Самое паршивое, что они летят на юго-восток, уходя от циклона. Он отстает, и, значит, назад им пути нет. Над базовым аэродромом сейчас наверняка хлещет дождь, в столовой летчики и техники потягивают пиво и вспоминают белкинскую «четверку»: понесло же ребят в этакую падеру…
Стремительно нарастали увалы предгорья. Машина взмывала, подскакивала, и это чем-то напоминало барьерный бег: один за другим гребенчатые полоски увалов падали под фюзеляж, убегали назад.
Варнацкий проход постепенно раскрывал свой темный щербатый зев. Жерлом огромного туннеля он уходил в туловище хребта. В памяти возникли три поворота в ущелье: два свободных для маневра и третий — самый опасный: «Зубы». Выход к нему на третьей минуте полета в ущелье. Здесь как в бочке: собственный мотор оглушает дробью сотен отбойных молотков, от грохота рябит в глазах.
Капитан Белкин вышел в эфир, передал на рабочей волне: «Подхожу к Варнацкому ущелью». На всякий случай, хотя и знал, что отсюда вряд ли его сможет услышать какая-нибудь радиостанция.

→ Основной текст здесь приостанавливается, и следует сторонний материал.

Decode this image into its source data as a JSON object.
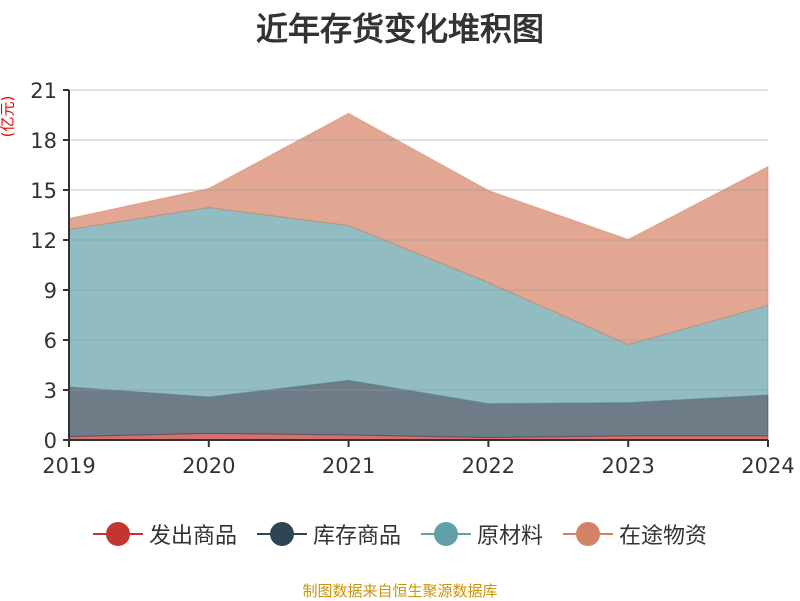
{
  "chart_data": {
    "type": "area",
    "stacked": true,
    "title": "近年存货变化堆积图",
    "ylabel": "(亿元)",
    "xlabel": "",
    "categories": [
      "2019",
      "2020",
      "2021",
      "2022",
      "2023",
      "2024"
    ],
    "ylim": [
      0,
      21
    ],
    "yticks": [
      "0",
      "3",
      "6",
      "9",
      "12",
      "15",
      "18",
      "21"
    ],
    "grid": true,
    "legend_position": "bottom",
    "series": [
      {
        "name": "发出商品",
        "color": "#c23531",
        "values": [
          0.2,
          0.4,
          0.3,
          0.15,
          0.25,
          0.25
        ]
      },
      {
        "name": "库存商品",
        "color": "#2f4554",
        "values": [
          2.98,
          2.18,
          3.28,
          2.03,
          1.99,
          2.45
        ]
      },
      {
        "name": "原材料",
        "color": "#61a0a8",
        "values": [
          9.45,
          11.37,
          9.29,
          7.27,
          3.49,
          5.37
        ]
      },
      {
        "name": "在途物资",
        "color": "#d48265",
        "values": [
          0.66,
          1.14,
          6.73,
          5.52,
          6.3,
          8.33
        ]
      }
    ]
  },
  "source": "制图数据来自恒生聚源数据库"
}
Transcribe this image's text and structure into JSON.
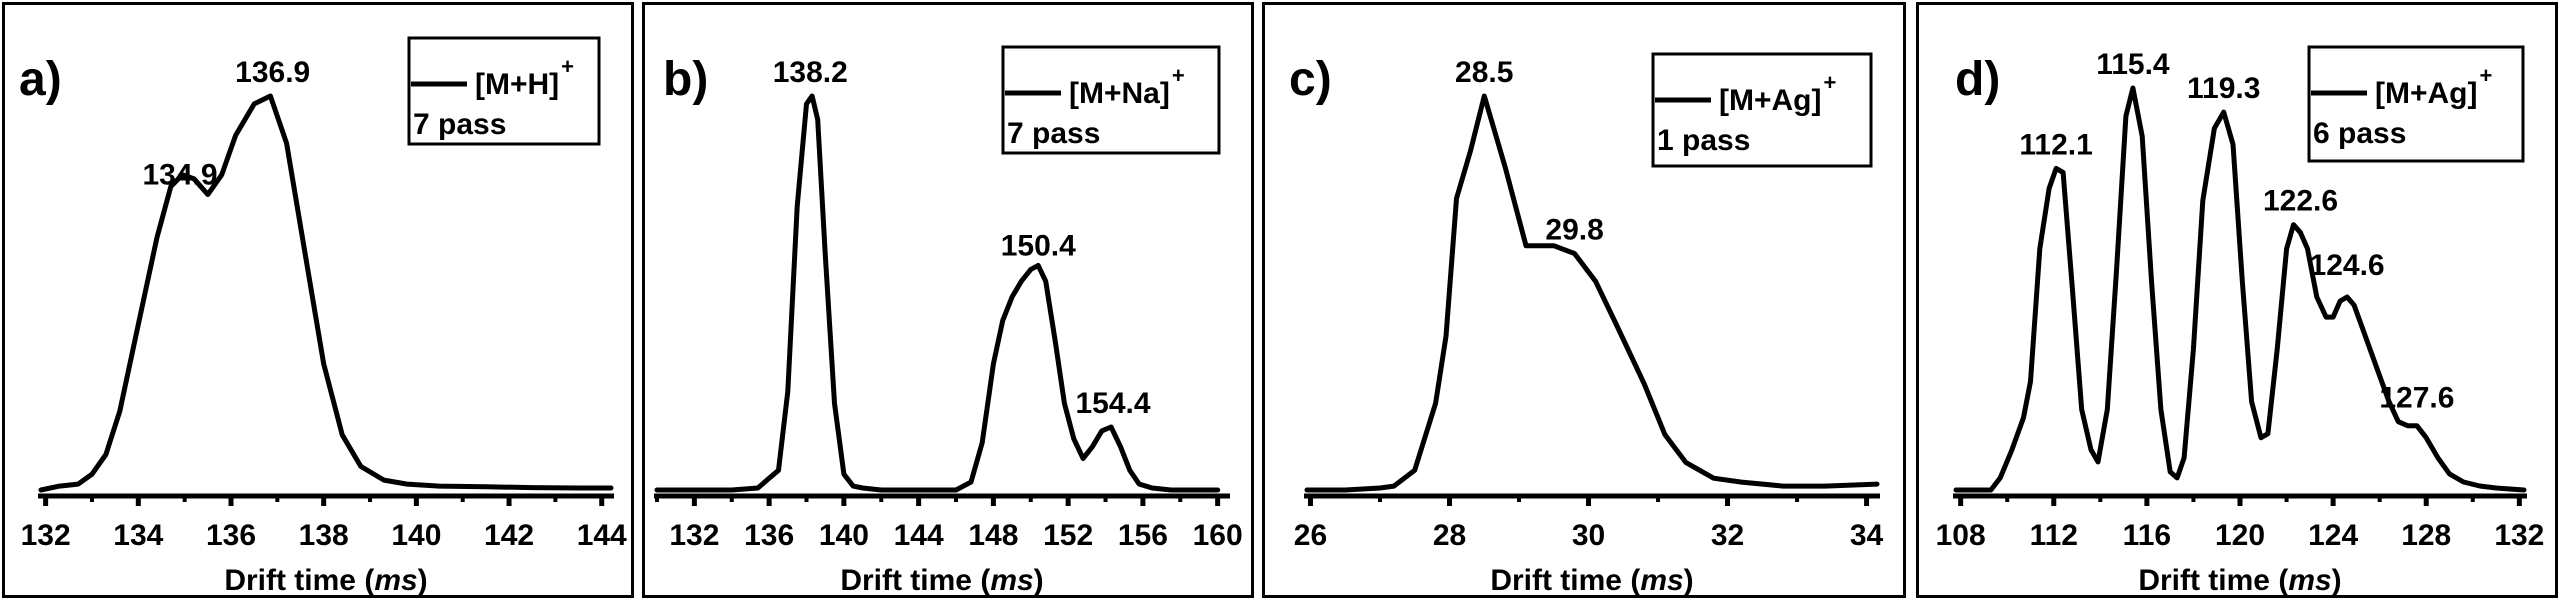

Чувствуя за спиной напряженно сопящего Худякова, нетерпеливо отогнал рукой: не мешай! И по привычке, чуть закусив губу, уверенно, с небольшим креном для лучшего обзора направил вертолет в ущелье.
Лишь минутой позже Белкин понял, что дело худо. Сразу у начала поворота вертолет словно нырнул в молоко, густое и теплое парное молоко. Белкина пробил холодный пот, когда он ощутил эту душную вязкую теплоту. Интуитивно он направил машину чуть вверх, пилотируя вертолет по приборам, рассчитывая, что неожиданная белесая мгла только пробка, какие нередко бывают в ущельях.
Он поздно понял, что в мутной пелене тумана слева мелькнула черно-блестящая стена скалы. Энергичным движением рулей Белкин едва уберег кабину от прямого удара, но тотчас же раздался сухой треск лопастей винта, будто кто-то отдирал от забора доску.
Так машина и врезалась в густой лапник-пихтач на крутом откосе Бурначихи.
Зойка любила одиночество. Ну не в полном смысле, а просто любила побыть иногда одна. Поваляться на диване, полистать старые журналы, подумать о делах своих, пожалеть себя и поругать за что-нибудь Белкина. Иногда, очень-очень редко, всплакнуть светлыми, почти беспричинными слезами. Все это она умела превращать в маленькое удовольствие.